Nelson does "put on some speed" in plenty of the new album's tracks, adopting a style that nearly approaches the light-footedness of Western swing, though there's nary a moment you'd mistake for straight country. "I Got Rhythm" opens with riffs being traded between Nelson's eternal harmonica player, Mickey Raphael, and guest steel-guitar legend Paul Franklin — and it's interesting that Nelson makes freer use of steel when he's venturing toward jazz than he does back in the country wheelhouse. Nelson's triumph in his use of rhythm is to make you barely notice any rhythm at all, from the first touch of brushes on a snare in the opening track. "Jaunty" and "effortless" may sound like damning-with-faint-praise terms, but Nelson's lack of interest in having us see him or his crack ensemble sweat is no reason not to admire the decades of accomplishment that make the singer sound as born to Gershwin champagne soirees as to Toby Keith duets.

A few years ago, as part of his at-least-an-album-a-year output, Nelson released To All The Girls..., a collection of new duets with female singers. He reprises that concept here with a pair of collaborations. First up is Cyndi Lauper — set to make her foray into country this spring — in "Let's Call The Whole Thing Off." She uses the pure comedy of Ira's lyrics as a springboard to have even more fun with the (arguable?) mispronunciations, and can't help blurting out, "I love you, Willie" over the solo he delivers on his trusty acoustic guitar, Trigger.
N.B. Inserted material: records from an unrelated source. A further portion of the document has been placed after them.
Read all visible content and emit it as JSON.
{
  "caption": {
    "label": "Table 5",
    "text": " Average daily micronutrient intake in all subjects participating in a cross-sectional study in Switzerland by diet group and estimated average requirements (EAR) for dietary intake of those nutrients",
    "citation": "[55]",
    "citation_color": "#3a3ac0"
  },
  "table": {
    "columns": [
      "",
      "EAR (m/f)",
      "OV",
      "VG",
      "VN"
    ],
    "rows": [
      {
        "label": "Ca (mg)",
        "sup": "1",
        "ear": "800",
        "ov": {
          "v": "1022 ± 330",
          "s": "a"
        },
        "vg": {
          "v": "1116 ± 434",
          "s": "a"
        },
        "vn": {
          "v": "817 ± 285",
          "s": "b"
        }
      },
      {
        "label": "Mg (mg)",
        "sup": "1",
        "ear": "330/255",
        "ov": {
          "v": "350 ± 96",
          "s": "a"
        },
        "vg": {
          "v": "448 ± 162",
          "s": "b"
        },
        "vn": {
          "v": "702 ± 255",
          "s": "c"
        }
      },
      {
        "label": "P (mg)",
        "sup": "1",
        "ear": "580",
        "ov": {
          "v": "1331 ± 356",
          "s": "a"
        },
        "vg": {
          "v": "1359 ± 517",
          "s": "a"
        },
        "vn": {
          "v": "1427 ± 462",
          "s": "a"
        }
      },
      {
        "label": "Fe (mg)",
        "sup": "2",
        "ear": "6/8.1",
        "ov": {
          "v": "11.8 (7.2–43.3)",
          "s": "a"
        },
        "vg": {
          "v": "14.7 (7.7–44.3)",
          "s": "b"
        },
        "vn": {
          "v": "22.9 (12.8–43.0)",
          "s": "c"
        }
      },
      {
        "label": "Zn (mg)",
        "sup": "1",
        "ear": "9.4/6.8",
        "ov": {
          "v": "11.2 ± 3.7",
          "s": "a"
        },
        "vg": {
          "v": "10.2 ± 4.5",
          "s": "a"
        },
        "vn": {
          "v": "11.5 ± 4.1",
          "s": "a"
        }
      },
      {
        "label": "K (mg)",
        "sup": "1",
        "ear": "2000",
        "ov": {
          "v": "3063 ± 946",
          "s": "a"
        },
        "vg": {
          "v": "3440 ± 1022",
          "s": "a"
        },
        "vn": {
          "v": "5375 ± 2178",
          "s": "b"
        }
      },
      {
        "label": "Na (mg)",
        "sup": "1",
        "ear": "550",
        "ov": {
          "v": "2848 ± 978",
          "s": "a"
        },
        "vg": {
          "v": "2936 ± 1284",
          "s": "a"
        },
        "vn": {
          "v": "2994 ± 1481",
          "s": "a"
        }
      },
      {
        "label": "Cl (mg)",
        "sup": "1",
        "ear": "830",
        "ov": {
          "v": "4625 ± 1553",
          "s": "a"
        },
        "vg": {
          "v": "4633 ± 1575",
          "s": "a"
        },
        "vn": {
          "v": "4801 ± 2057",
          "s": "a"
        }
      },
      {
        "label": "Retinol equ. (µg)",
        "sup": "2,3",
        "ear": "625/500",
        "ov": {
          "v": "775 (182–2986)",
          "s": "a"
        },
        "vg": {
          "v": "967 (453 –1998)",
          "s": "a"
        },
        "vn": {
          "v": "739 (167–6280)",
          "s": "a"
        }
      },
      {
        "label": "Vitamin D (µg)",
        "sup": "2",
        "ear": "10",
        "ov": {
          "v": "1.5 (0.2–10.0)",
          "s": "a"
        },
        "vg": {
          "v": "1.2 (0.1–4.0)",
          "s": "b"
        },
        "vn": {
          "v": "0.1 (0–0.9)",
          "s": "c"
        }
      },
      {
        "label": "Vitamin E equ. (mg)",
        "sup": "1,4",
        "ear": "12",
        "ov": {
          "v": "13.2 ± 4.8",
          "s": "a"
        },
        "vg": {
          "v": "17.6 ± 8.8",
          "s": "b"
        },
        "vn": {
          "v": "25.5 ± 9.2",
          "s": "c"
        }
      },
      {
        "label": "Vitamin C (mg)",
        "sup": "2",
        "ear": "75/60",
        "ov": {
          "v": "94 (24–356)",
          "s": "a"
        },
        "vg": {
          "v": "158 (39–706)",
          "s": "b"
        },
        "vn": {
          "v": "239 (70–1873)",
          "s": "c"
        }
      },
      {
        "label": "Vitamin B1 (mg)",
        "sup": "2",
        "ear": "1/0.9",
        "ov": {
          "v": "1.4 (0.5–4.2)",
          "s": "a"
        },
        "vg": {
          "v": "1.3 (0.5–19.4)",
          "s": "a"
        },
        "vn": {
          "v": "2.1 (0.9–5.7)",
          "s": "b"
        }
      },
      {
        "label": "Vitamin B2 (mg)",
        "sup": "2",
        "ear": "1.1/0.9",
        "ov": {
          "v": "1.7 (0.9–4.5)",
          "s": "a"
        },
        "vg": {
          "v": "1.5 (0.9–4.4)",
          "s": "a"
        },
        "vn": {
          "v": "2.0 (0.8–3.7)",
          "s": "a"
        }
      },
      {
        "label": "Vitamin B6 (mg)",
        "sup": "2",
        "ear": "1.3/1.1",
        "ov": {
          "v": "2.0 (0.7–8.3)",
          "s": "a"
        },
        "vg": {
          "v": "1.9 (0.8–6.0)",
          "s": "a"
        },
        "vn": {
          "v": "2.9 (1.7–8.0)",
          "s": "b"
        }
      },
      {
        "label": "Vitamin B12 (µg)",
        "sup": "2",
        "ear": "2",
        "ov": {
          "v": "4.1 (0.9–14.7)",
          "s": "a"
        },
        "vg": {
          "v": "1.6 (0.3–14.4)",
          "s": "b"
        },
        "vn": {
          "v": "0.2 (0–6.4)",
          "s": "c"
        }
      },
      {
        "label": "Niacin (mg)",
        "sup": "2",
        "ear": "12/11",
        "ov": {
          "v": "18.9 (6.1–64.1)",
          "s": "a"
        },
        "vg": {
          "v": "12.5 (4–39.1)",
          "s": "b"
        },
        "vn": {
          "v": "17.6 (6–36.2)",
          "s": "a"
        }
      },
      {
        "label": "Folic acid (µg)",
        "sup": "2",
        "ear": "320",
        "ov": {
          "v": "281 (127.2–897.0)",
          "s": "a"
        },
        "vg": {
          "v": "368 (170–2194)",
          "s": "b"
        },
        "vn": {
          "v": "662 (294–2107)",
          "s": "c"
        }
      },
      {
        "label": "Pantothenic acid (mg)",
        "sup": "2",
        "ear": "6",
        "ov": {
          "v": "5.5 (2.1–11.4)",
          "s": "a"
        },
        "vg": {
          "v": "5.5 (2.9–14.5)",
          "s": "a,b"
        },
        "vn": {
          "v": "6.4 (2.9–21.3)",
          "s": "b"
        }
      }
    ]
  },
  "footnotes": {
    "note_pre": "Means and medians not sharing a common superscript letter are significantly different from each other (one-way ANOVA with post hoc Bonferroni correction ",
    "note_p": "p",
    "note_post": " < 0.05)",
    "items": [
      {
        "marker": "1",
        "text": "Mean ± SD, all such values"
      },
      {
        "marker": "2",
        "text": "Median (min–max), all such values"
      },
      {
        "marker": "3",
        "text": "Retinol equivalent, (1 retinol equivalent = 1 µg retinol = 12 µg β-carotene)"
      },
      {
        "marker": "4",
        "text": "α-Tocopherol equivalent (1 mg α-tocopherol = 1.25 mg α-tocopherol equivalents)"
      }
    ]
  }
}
Nelson doesn't return the vocal idiosyncrasies, so it's unclear if he's having what she's having or has already quietly made the decision to call things off, but his and Lauper's harmonies in the chorus exude truly vintage-sounding sweetness. A more frequent duet partner, Sheryl Crow, plays it straight in "Embraceable You," the perfect aperitif for a Valentine's Day gone particularly well.

If you love the Red-Headed Stranger but Gershwin is, for some reason, not your thing, don't worry — he'll have another album out in about 10 minutes, to add to the 70 or so studio records already in his just-keep-scrolling discography. When he asks, "Who's got the last laugh now" (in "They All Laughed"), it's clearly a trick question: A sense of finality, or even winding down, is not in his vocabulary. If you believed in cosmic balance, you could almost imagine that his having such a prolific career is justice for George "You Can't Take That Away From Me" Gershwin having been taken away from us in 1937 at the tragic age of 38. "Our Love Is Here To Stay"? That's a sentiment you do believe, coming out of the sweet mouth of the most lovable of all immortals.